This is just not good enough. I am weeping all over the place. You can’t be saying all those things and expect me to keep a dry eye.
But the sun is on the river, the sky is blue and the geese are squawking and life goes on, all be it that I can’t imagine what it will be like without three hundred tastes a day and a diurnal slurp.
You may have noticed that I was a bit under par with the show today. I spent the weekend being one year older and then spending Sunday celebrating somebody else’s birthday. By the time I got to bed, and the clocks had sprung forward, I managed to grab three hours of sleep over the whole weekend. So, today is all a bit of a blur.
Having said that, Tim Hughes made a lovely trout with clams today. I schmoozed him as much as I could for a table in Scotts, his new restaurant in Mount Street. The only problem with places like that thought is the need to dress up. If Posh And Becks frequent the place, I’m not sure my painters overalls are appropriate. Mind you, I do buy new ones from Baldocks in Tunbridge Wells when my old ones fray just a little too much. I prefer the white ones to the blue, which make me look like a gas fitter. The white ones have a faintly Bohemian air about them. The boon of overalls, or dungarees as we ex-hippies like to call them, is that you don’t have to wear any undergarments, they are baggy enough to flop within their folds, not to mention a handy pocket in the front for the credit card and mobile as well as that all essential ruler pocket which is so convenient when I’m buying a new feather duster.

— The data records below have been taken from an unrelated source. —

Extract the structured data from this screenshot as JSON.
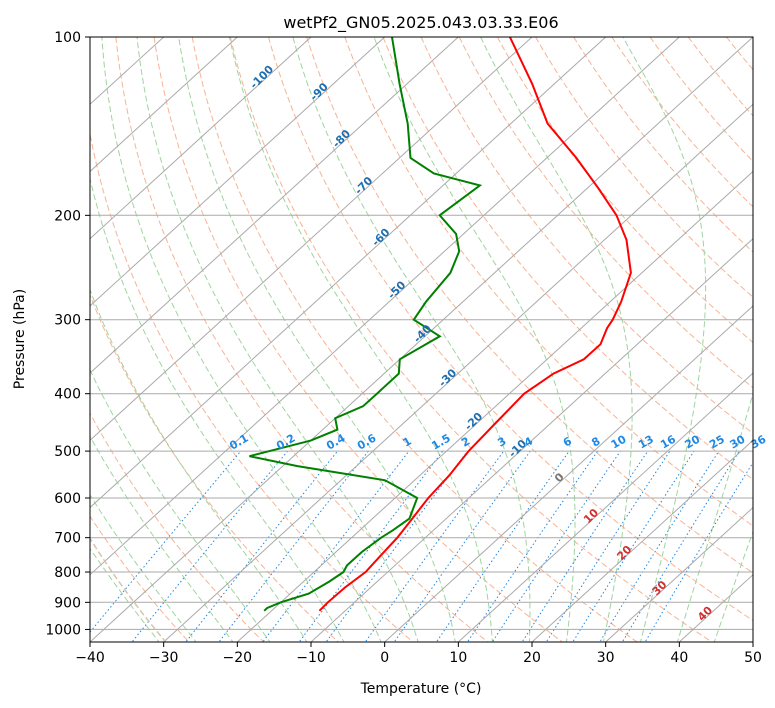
{
  "chart_data": {
    "type": "line",
    "diagram": "skew-T log-P",
    "title": "wetPf2_GN05.2025.043.03.33.E06",
    "xlabel": "Temperature (°C)",
    "ylabel": "Pressure (hPa)",
    "xlim": [
      -40,
      50
    ],
    "ylim": [
      1050,
      100
    ],
    "yscale": "log",
    "x_ticks": [
      -40,
      -30,
      -20,
      -10,
      0,
      10,
      20,
      30,
      40,
      50
    ],
    "y_ticks": [
      100,
      200,
      300,
      400,
      500,
      600,
      700,
      800,
      900,
      1000
    ],
    "grid": true,
    "colors": {
      "temperature": "#ff0000",
      "dewpoint": "#008000",
      "isotherm": "#aaaaaa",
      "dry_adiabat": "#f5b496",
      "moist_adiabat": "#9fd49f",
      "mixing_ratio": "#1e88e5",
      "ccl_curve": "#d8c4a8"
    },
    "series": [
      {
        "color": "temperature",
        "pressure": [
          930,
          900,
          850,
          800,
          750,
          700,
          650,
          600,
          550,
          500,
          450,
          400,
          370,
          350,
          330,
          310,
          300,
          280,
          250,
          220,
          200,
          180,
          160,
          140,
          120,
          100
        ],
        "values": [
          -13.5,
          -13.6,
          -13.5,
          -13.0,
          -13.4,
          -13.8,
          -14.6,
          -15.5,
          -16.0,
          -17.0,
          -17.5,
          -18.0,
          -17.0,
          -15.0,
          -15.0,
          -16.5,
          -17.0,
          -18.5,
          -21.5,
          -27.0,
          -32.0,
          -38.5,
          -46.0,
          -55.0,
          -63.0,
          -73.0
        ]
      },
      {
        "color": "dewpoint",
        "pressure": [
          930,
          920,
          900,
          870,
          830,
          800,
          780,
          760,
          740,
          700,
          680,
          650,
          600,
          560,
          530,
          510,
          480,
          460,
          440,
          420,
          400,
          370,
          350,
          320,
          300,
          280,
          250,
          230,
          215,
          200,
          178,
          170,
          160,
          140,
          120,
          100
        ],
        "values": [
          -21.0,
          -21.0,
          -20.0,
          -17.5,
          -16.5,
          -16.0,
          -16.5,
          -16.5,
          -16.5,
          -16.0,
          -15.5,
          -15.0,
          -17.0,
          -24.0,
          -38.0,
          -46.0,
          -40.0,
          -38.0,
          -40.0,
          -38.0,
          -38.0,
          -38.0,
          -40.0,
          -38.0,
          -44.0,
          -45.0,
          -46.0,
          -48.0,
          -51.0,
          -56.0,
          -55.0,
          -63.0,
          -68.5,
          -74.0,
          -81.0,
          -89.0
        ]
      }
    ],
    "isotherm_labels": [
      "-100",
      "-90",
      "-80",
      "-70",
      "-60",
      "-50",
      "-40",
      "-30",
      "-20",
      "-10",
      "0",
      "10",
      "20",
      "30",
      "40"
    ],
    "mixing_ratio_labels": [
      "0.1",
      "0.2",
      "0.4",
      "0.6",
      "1",
      "1.5",
      "2",
      "3",
      "4",
      "6",
      "8",
      "10",
      "13",
      "16",
      "20",
      "25",
      "30",
      "36"
    ]
  }
}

I’m really not very good with fashion and having to be all spruced up every day. Maybe when the show comes off I’ll wear me designer wardrobe to go to the farmers in. Maybe not. The wonderful Victor Lewis Smith is writing a final piece about the show in tomorrow’s London Evening Standard. There are a lot of people who are mourning the show already.
Alex Mackay cooked two dishes which completely escape me, at the moment. One of them was a Pavlova. Oh yes, the other had a buttery sauce and sweetbreads. Contrary to popular belief, sweetbreads are not testicles. They are pancreatic glands. For some strange reason I love things like sweetbread and offal.
I can’t believe we’re having this conversation although Jim has remarked that I have been talking bo*****s for 30 years.
Look, I’m tired. An early night is a must. I have to read my notes for tomorrow so that I am all fresh for Richard Phillips. There I go again talking about Dick. Okay, enough. Cu2morrer.